Friday, December 22, 2006














Put on a Happy Face


Other than having more time to write, the number two reason I have trouble with "real" jobs, which often made me want to quit in the past, was this: At work, you're not allowed to have a bad day. Not before you come in, at least. I've had bosses ask me to do things as incomprehensible (to me) as "change channels" when I was an emotional wreck. Not, "Take twenty minutes to breathe, or even, "Maybe you should go home," but just "turn off the bad feelings and put on your happy face." I've cried, hidden in storage closets and bathrooms; and been grateful for the silence of the client on the massage table, hoping to hide my feelings before the boss found out.


There is a degree of this at every job, and of course from the customer's point of view it makes sense. Who hasn't been rung up by a surly clerk who's clearly had a bad day? Who hasn't received hostile comments or undeserved brusqeness when all you want to do is pay for your tomatoes and go home? Nobody likes a sour puss, or worse, someone crying sad, mucus tears while they serve you food.


I totally understand the reasons behind why it is good to put on a happy face in a workplace. The problem is, I have never been any good at that.


You could be one of those people slow to interpret feelings and you'd still know mine with a quick glance because I wear them like brashly colored medals. When I'm upset, my voice shakes. Trembles! It drives me nuts. I can't lie for the same reason. Dark circles form under my eyes. I cry even in public. I get "hollow" and faraway no matter how hard I try to come out of it, it's like being on a weird elevator that keeps going down when you want to go up.

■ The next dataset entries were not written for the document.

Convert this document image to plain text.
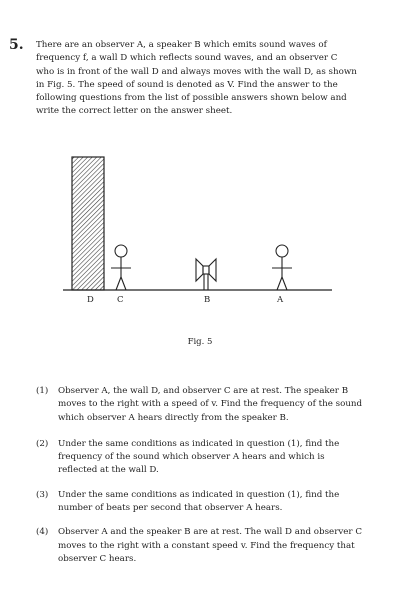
5. There are an observer A, a speaker B which emits sound waves of frequency f, a wall D which reflects sound waves, and an observer C who is in front of the wall D and always moves with the wall D, as shown in Fig. 5. The speed of sound is denoted as V. Find the answer to the following questions from the list of possible answers shown below and write the correct letter on the answer sheet.

D	C	B	A
Fig. 5
(1)	Observer A, the wall D, and observer C are at rest. The speaker B moves to the right with a speed of v. Find the frequency of the sound which observer A hears directly from the speaker B.
(2)	Under the same conditions as indicated in question (1), find the frequency of the sound which observer A hears and which is reflected at the wall D.
(3)	Under the same conditions as indicated in question (1), find the number of beats per second that observer A hears.
(4)	Observer A and the speaker B are at rest. The wall D and observer C moves to the right with a constant speed v. Find the frequency that observer C hears.
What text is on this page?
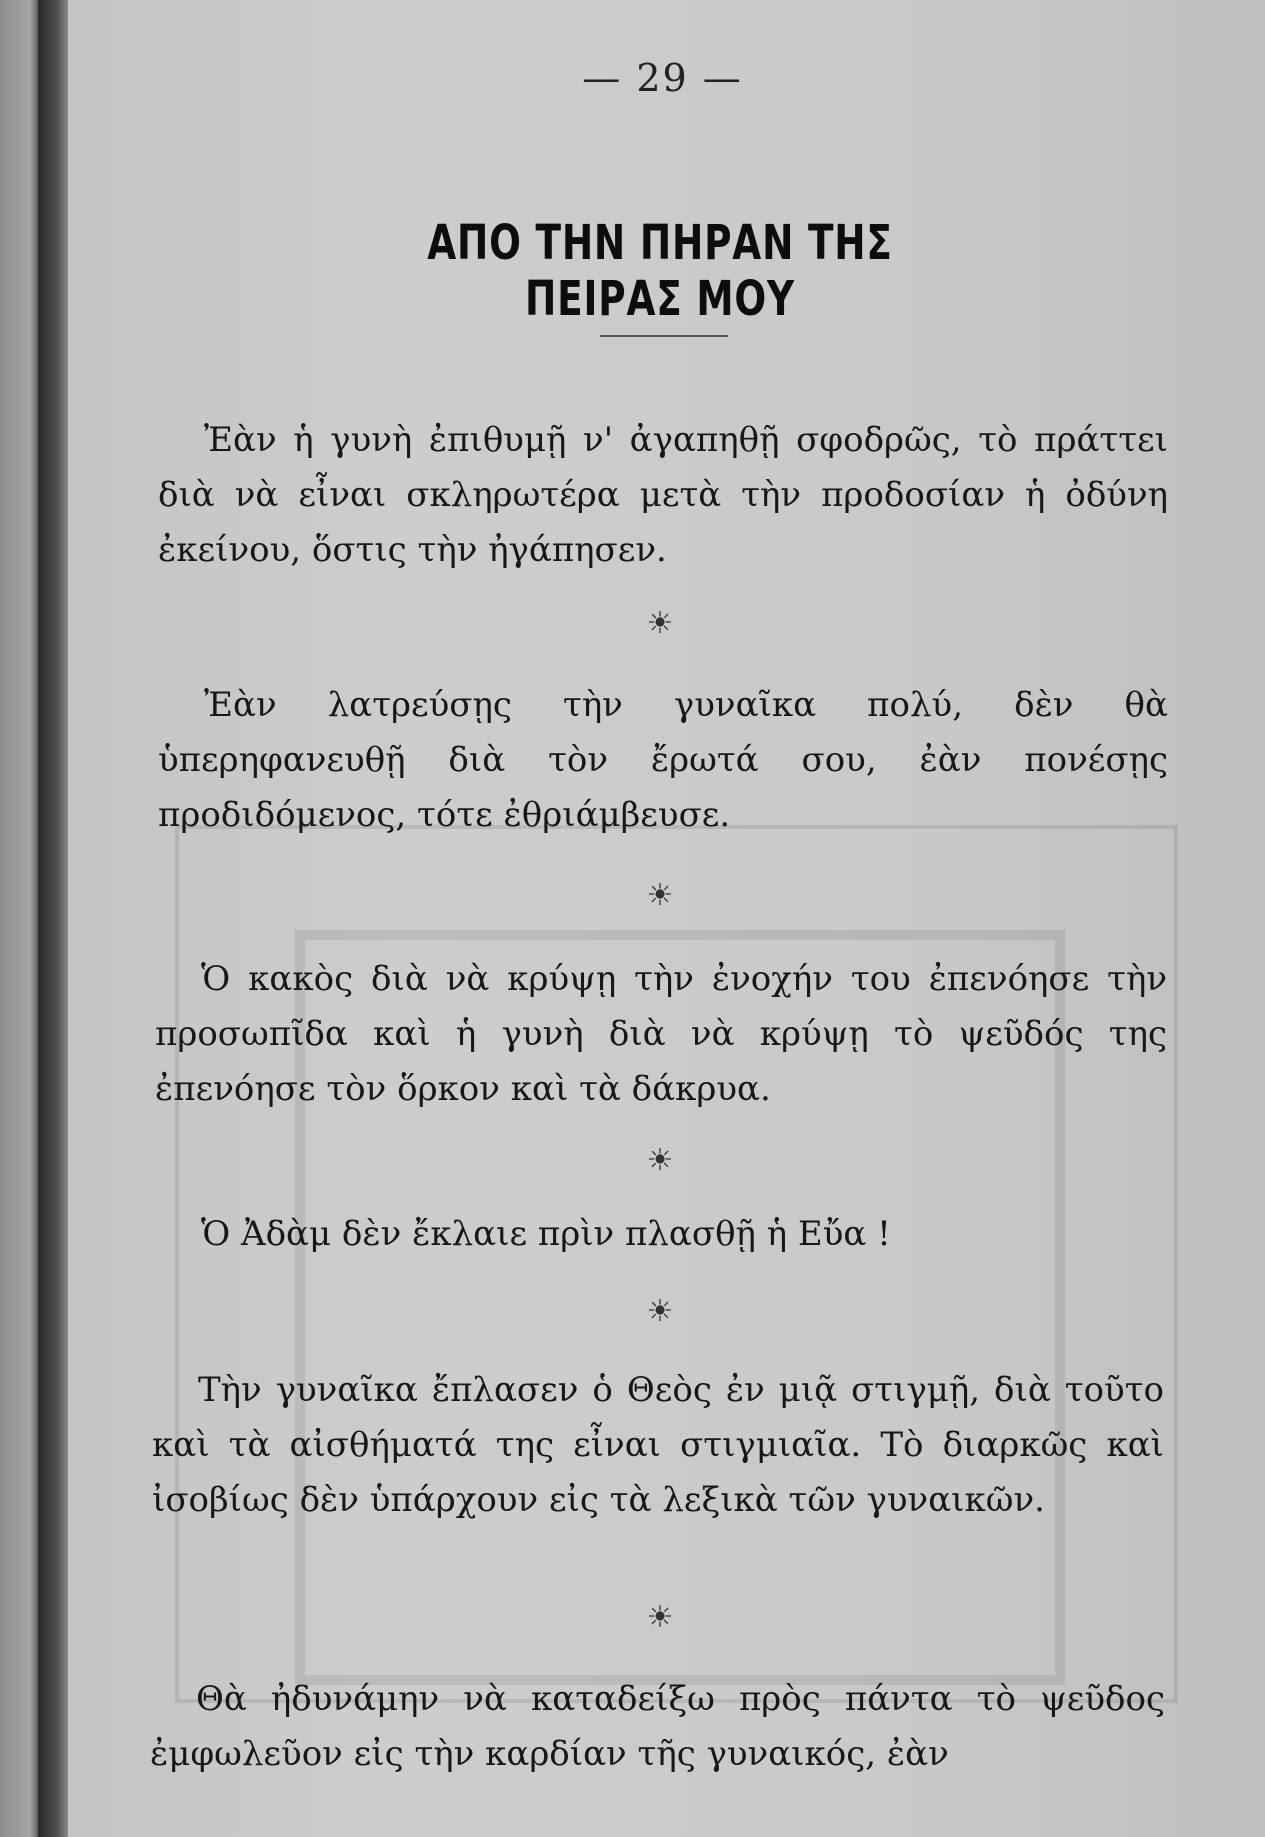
— 29 —
ΑΠΟ ΤΗΝ ΠΗΡΑΝ ΤΗΣ ΠΕΙΡΑΣ ΜΟΥ
Ἐὰν ἡ γυνὴ ἐπιθυμῇ ν' ἀγαπηθῇ σφοδρῶς, τὸ πράττει διὰ νὰ εἶναι σκληρωτέρα μετὰ τὴν προδοσίαν ἡ ὀδύνη ἐκείνου, ὅστις τὴν ἠγάπησεν.
☀
Ἐὰν λατρεύσῃς τὴν γυναῖκα πολύ, δὲν θὰ ὑπερηφανευθῇ διὰ τὸν ἔρωτά σου, ἐὰν πονέσῃς προδιδόμενος, τότε ἐθριάμβευσε.
☀
Ὁ κακὸς διὰ νὰ κρύψῃ τὴν ἐνοχήν του ἐπενόησε τὴν προσωπῖδα καὶ ἡ γυνὴ διὰ νὰ κρύψῃ τὸ ψεῦδός της ἐπενόησε τὸν ὅρκον καὶ τὰ δάκρυα.
☀
Ὁ Ἀδὰμ δὲν ἔκλαιε πρὶν πλασθῇ ἡ Εὔα !
☀
Τὴν γυναῖκα ἔπλασεν ὁ Θεὸς ἐν μιᾷ στιγμῇ, διὰ τοῦτο καὶ τὰ αἰσθήματά της εἶναι στιγμιαῖα. Τὸ διαρκῶς καὶ ἰσοβίως δὲν ὑπάρχουν εἰς τὰ λεξικὰ τῶν γυναικῶν.
☀
Θὰ ἠδυνάμην νὰ καταδείξω πρὸς πάντα τὸ ψεῦδος ἐμφωλεῦον εἰς τὴν καρδίαν τῆς γυναικός, ἐὰν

It's been two blissful years of getting to feel how I want, when I want, as often as I want because I work for myself at home where the only one to notice when my husband isn't home, is the cat--and between us, Figaro is very self-centered.

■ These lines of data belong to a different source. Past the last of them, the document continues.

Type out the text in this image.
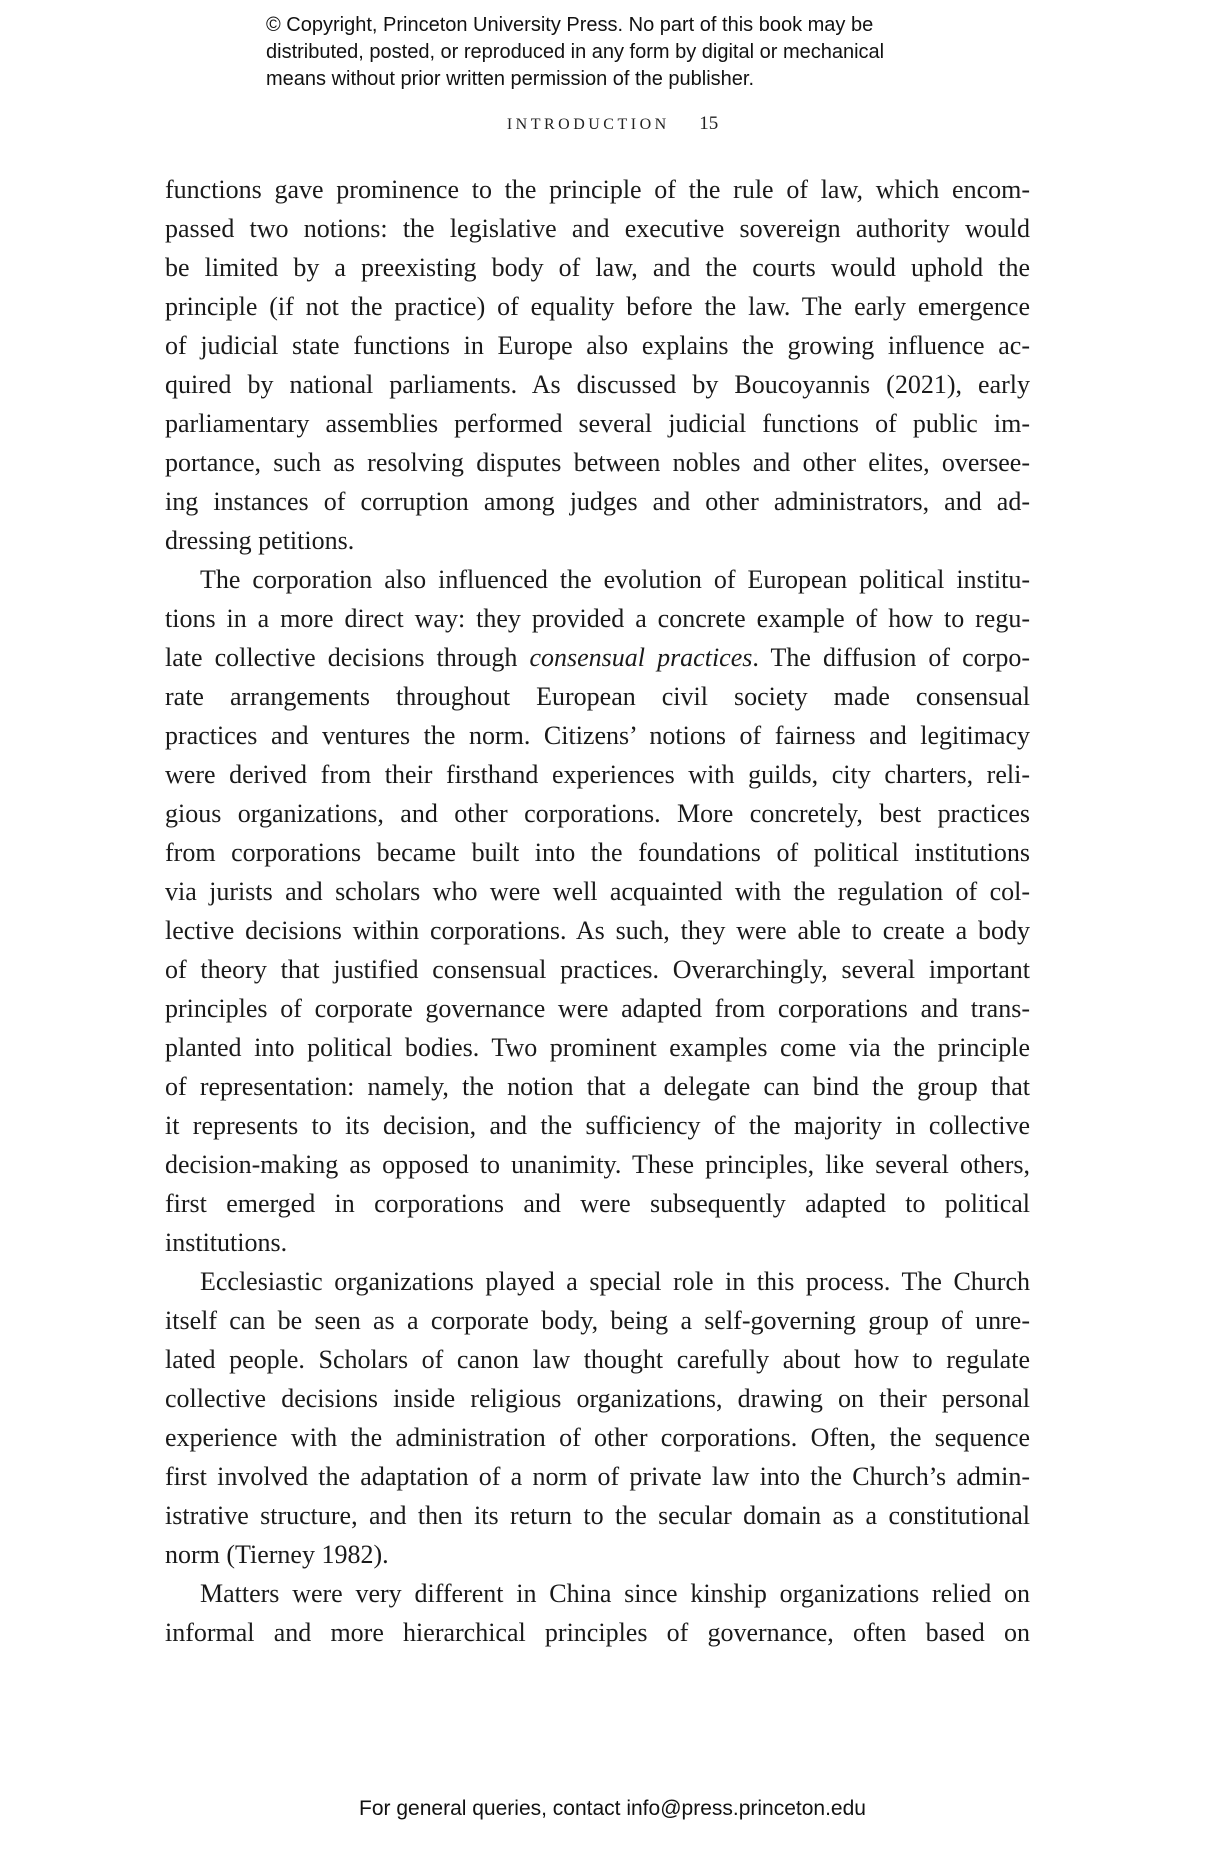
© Copyright, Princeton University Press. No part of this book may be

distributed, posted, or reproduced in any form by digital or mechanical

means without prior written permission of the publisher.

INTRODUCTION 15
functions gave prominence to the principle of the rule of law, which encom-
passed two notions: the legislative and executive sovereign authority would
be limited by a preexisting body of law, and the courts would uphold the
principle (if not the practice) of equality before the law. The early emergence
of judicial state functions in Europe also explains the growing influence ac-
quired by national parliaments. As discussed by Boucoyannis (2021), early
parliamentary assemblies performed several judicial functions of public im-
portance, such as resolving disputes between nobles and other elites, oversee-
ing instances of corruption among judges and other administrators, and ad-
dressing petitions.
The corporation also influenced the evolution of European political institu-
tions in a more direct way: they provided a concrete example of how to regu-
late collective decisions through consensual practices. The diffusion of corpo-
rate arrangements throughout European civil society made consensual
practices and ventures the norm. Citizens’ notions of fairness and legitimacy
were derived from their firsthand experiences with guilds, city charters, reli-
gious organizations, and other corporations. More concretely, best practices
from corporations became built into the foundations of political institutions
via jurists and scholars who were well acquainted with the regulation of col-
lective decisions within corporations. As such, they were able to create a body
of theory that justified consensual practices. Overarchingly, several important
principles of corporate governance were adapted from corporations and trans-
planted into political bodies. Two prominent examples come via the principle
of representation: namely, the notion that a delegate can bind the group that
it represents to its decision, and the sufficiency of the majority in collective
decision-making as opposed to unanimity. These principles, like several others,
first emerged in corporations and were subsequently adapted to political
institutions.
Ecclesiastic organizations played a special role in this process. The Church
itself can be seen as a corporate body, being a self-governing group of unre-
lated people. Scholars of canon law thought carefully about how to regulate
collective decisions inside religious organizations, drawing on their personal
experience with the administration of other corporations. Often, the sequence
first involved the adaptation of a norm of private law into the Church’s admin-
istrative structure, and then its return to the secular domain as a constitutional
norm (Tierney 1982).
Matters were very different in China since kinship organizations relied on
informal and more hierarchical principles of governance, often based on
For general queries, contact info@press.princeton.edu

Now that I'm back interacting with the world, I realize that I am going to have to take a "happy face" lesson pretty damn fast, because there's always going to be another bad day.

4 Comments:

At 6:30 AM, Blogger gerry rosser said...

Over the last several years, I have been working on the "happy face" thing, as something to offer up to those who provide me some service (waiter, checkout, anything). Sometimes the response is good, other times I can't break through the person's "shell." However, I go blithely on, assuming that kind words, funny quips (at least I think they are funny), and a warm attitude add something to anybody's day (maybe at some deep unconscious level), although their feet may be killing them, their boss may be crappy to them, their wages may be lean, and their living style humble. [I still haven't gotten over reading "Nickeled and Dimed" and wish every living person would read it].

 
At 8:10 AM, Blogger Twilight Spy said...

Beautiful smile, lady. I don't believe necessarily in the "happy face." I hate when people are falsely chipper. Personally, I prefer simple politeness and an ability to get the job done. Sniffle and mope as you direct me to my book selection, I don't care. When a worker tells me "sorry, having a bad day" rather than grumbling at me or putting on a false smile I am totally understanding. But here's hoping that the bad days at work are few and far between.

 
At 9:44 AM, Blogger Stephanie said...

I've been thinking about this post for a while, Jordan.

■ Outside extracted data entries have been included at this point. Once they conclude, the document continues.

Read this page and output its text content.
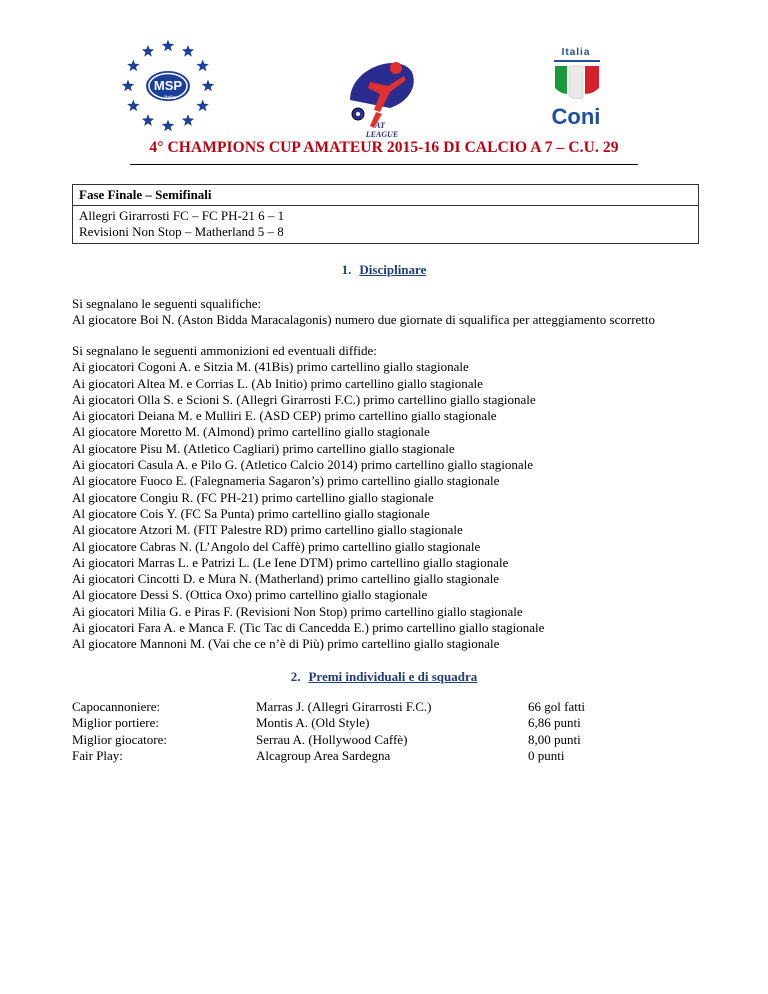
MSP
Italia
AT
LEAGUE
Italia
Coni
4° CHAMPIONS CUP AMATEUR 2015-16 DI CALCIO A 7 – C.U. 29
Fase Finale – Semifinali
Allegri Girarrosti FC – FC PH-21 6 – 1
Revisioni Non Stop – Matherland 5 – 8
1. Disciplinare
Si segnalano le seguenti squalifiche:
Al giocatore Boi N. (Aston Bidda Maracalagonis) numero due giornate di squalifica per atteggiamento scorretto
Si segnalano le seguenti ammonizioni ed eventuali diffide:
Ai giocatori Cogoni A. e Sitzia M. (41Bis) primo cartellino giallo stagionale
Ai giocatori Altea M. e Corrias L. (Ab Initio) primo cartellino giallo stagionale
Ai giocatori Olla S. e Scioni S. (Allegri Girarrosti F.C.) primo cartellino giallo stagionale
Ai giocatori Deiana M. e Mulliri E. (ASD CEP) primo cartellino giallo stagionale
Al giocatore Moretto M. (Almond) primo cartellino giallo stagionale
Al giocatore Pisu M. (Atletico Cagliari) primo cartellino giallo stagionale
Ai giocatori Casula A. e Pilo G. (Atletico Calcio 2014) primo cartellino giallo stagionale
Al giocatore Fuoco E. (Falegnameria Sagaron’s) primo cartellino giallo stagionale
Al giocatore Congiu R. (FC PH-21) primo cartellino giallo stagionale
Al giocatore Cois Y. (FC Sa Punta) primo cartellino giallo stagionale
Al giocatore Atzori M. (FIT Palestre RD) primo cartellino giallo stagionale
Al giocatore Cabras N. (L’Angolo del Caffè) primo cartellino giallo stagionale
Ai giocatori Marras L. e Patrizi L. (Le Iene DTM) primo cartellino giallo stagionale
Ai giocatori Cincotti D. e Mura N. (Matherland) primo cartellino giallo stagionale
Al giocatore Dessi S. (Ottica Oxo) primo cartellino giallo stagionale
Ai giocatori Milia G. e Piras F. (Revisioni Non Stop) primo cartellino giallo stagionale
Ai giocatori Fara A. e Manca F. (Tic Tac di Cancedda E.) primo cartellino giallo stagionale
Al giocatore Mannoni M. (Vai che ce n’è di Più) primo cartellino giallo stagionale
2. Premi individuali e di squadra
Capocannoniere:
Miglior portiere:
Miglior giocatore:
Fair Play:
Marras J. (Allegri Girarrosti F.C.)
Montis A. (Old Style)
Serrau A. (Hollywood Caffè)
Alcagroup Area Sardegna
66 gol fatti
6,86 punti
8,00 punti
0 punti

I was reading Barbara Ehrenreich's Bait and Switch this weekend and came across a passage that reminded me of what you've written here. She references a book by Robert Jackall, called Moral Mazes: The World of Corporate Managers, and discusses the need to wear "masks" at work:

According to Jackall, corporate managers stress the need to exercise iron self-control and to mask all emotion and intention behind bland, smiling, and agreeable public faces.

 
At 10:02 AM, Blogger Jordan E. Rosenfeld said...

Yes, that rings true. I'm not suggesting that the complete opposite is the right thing to do either, but as an example, I once worked for a small documentary production company where everyone was always so busy that I rarely had intimate conversations with anyone, and I was the personal asst. to the owner, so I sat in the secretary's position at the front desk--one day I had had a fight or an upset with someone and I came in still red-faced and somber and I had more deep, interesting, kind converstaions with people that day--when they could clearly see my vulnerability--than any day previous or after.